Purposes of this assignment:

About HTML:

Most Web pages are written in a language called HTML (HyperText Markup Language). HTML uses tags (including both start tags and end tags), and some start tags have attributes.

A start tag is enclosed in angle brackets, like this: <tag>
and may have attributes, like this: <tag attribute1=value1 attribute2 = "value2"'>

Notes:

An end tag starts with a slash, </tag> or </tag >, and has the same identifier as the corresponding start tag, for example, <body>...</body>. End tags never have attributes.

Your assignment:

Write a Java program that reads in an HTML file, finds all tags, attributes, and values, and displays a list of all that occur, along with how many times each tag occurred. For example, if the HTML file contains both <applet height=300 width=500 code="foo.class"></applet> and <applet height=500 width=500 code="bar.class"></applet>, your program should print something like:

applet (2 occurrences)
     code: foo.class, bar.class
     height: 300, 500
     width: 500

The tags should be listed in alphabetical order, and should not be repeated. That is, if a tag occurs multiple times, that fact should be indicated by a count (as in the above example). The attributes and values may be in any arbitrary order. Within any given tag, do not repeat the names of attributes (but you don't have to count occurrences); within any given tag-attribute pair, do not repeat values (but again, don't bother to count them). Hint: This part should be fairly easy if you remember your Collections from CIT594.

Use a FileDialog or a JFileChooser to choose the input file; display the results in a scrollable text area on the screen.

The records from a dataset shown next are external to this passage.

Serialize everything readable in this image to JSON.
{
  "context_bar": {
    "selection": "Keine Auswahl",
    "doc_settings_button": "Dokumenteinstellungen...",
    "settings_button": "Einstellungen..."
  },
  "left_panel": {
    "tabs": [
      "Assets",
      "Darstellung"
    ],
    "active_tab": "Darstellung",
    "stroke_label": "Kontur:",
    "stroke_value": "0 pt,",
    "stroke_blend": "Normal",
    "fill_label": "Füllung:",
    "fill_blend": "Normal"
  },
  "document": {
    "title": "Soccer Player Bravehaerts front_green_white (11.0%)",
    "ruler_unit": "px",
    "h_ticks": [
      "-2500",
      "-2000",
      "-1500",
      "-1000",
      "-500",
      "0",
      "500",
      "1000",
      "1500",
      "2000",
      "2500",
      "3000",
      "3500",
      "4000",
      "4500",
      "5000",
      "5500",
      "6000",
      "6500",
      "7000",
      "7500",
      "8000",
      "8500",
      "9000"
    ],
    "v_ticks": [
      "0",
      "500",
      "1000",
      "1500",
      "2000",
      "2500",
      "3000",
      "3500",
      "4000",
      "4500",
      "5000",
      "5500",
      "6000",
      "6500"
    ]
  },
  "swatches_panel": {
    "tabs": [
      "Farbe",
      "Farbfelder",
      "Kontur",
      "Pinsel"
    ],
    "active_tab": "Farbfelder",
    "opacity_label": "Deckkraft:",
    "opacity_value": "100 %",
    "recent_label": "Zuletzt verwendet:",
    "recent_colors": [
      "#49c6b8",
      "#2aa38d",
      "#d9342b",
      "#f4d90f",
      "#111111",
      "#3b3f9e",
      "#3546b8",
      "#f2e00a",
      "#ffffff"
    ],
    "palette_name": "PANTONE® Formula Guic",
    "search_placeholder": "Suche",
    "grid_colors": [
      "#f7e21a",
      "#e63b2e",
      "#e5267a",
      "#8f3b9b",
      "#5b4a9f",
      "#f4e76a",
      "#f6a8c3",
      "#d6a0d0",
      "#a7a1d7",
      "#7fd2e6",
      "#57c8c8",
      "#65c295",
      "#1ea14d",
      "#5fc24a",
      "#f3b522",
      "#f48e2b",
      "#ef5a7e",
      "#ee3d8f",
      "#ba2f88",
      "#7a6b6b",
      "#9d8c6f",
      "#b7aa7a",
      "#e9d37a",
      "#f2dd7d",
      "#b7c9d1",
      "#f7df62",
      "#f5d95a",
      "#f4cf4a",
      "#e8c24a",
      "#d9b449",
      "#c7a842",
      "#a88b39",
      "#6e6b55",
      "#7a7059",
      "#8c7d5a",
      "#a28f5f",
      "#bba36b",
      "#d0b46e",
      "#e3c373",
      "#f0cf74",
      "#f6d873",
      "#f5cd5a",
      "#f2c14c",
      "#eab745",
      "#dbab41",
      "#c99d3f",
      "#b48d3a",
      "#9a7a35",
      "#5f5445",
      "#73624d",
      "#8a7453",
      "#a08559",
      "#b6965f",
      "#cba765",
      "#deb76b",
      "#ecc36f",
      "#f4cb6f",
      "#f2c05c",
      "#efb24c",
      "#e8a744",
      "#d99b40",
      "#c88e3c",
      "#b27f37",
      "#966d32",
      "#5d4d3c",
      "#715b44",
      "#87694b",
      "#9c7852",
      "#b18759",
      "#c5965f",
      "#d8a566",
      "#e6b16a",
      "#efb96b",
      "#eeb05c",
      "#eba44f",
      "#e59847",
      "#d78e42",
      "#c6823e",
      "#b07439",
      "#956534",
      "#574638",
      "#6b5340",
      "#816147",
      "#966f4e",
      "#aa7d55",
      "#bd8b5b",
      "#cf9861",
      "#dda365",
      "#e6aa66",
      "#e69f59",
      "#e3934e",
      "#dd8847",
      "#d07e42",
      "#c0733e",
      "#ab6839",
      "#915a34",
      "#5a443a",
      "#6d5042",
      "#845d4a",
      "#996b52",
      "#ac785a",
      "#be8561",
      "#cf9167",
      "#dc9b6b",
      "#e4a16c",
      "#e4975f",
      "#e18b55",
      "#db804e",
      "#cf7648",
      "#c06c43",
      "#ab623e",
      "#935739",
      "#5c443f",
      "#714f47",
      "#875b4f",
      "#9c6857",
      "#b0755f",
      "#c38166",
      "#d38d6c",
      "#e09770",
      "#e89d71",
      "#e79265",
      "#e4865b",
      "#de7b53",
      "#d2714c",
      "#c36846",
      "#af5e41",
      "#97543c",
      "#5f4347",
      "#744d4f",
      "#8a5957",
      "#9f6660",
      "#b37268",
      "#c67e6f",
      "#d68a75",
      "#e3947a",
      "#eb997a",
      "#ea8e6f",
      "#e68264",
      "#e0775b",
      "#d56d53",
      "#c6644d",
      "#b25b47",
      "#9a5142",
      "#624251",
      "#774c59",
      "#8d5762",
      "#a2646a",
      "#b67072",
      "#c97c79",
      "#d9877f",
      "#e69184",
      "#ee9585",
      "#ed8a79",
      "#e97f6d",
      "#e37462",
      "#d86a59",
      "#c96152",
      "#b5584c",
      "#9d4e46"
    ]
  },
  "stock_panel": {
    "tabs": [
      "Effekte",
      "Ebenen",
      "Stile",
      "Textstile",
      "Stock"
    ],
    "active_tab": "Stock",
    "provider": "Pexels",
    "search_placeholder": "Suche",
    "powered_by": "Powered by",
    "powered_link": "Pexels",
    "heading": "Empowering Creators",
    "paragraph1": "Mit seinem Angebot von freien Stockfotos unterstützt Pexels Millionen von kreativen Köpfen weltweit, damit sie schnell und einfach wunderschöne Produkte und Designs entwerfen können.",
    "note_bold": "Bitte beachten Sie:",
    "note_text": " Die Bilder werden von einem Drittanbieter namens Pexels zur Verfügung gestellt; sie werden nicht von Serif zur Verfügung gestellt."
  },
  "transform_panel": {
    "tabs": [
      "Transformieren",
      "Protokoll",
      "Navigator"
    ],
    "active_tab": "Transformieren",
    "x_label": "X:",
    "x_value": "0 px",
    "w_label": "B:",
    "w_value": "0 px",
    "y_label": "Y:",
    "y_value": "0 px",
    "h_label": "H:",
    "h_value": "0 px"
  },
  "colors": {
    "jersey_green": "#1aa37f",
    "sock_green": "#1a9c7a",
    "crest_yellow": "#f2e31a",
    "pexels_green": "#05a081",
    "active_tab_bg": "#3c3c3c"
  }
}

It should be possible to use your program on a second file (and a third, and a fourth, ...) without quitting and restarting.

The user interface should be kept very simple: maybe one button to load in a file and display results, and a second button to quit the program. If you add extra features to the program, be sure that the user interface remains totally obvious.

Display your name in the GUI.

Due date: Thursday, September 19.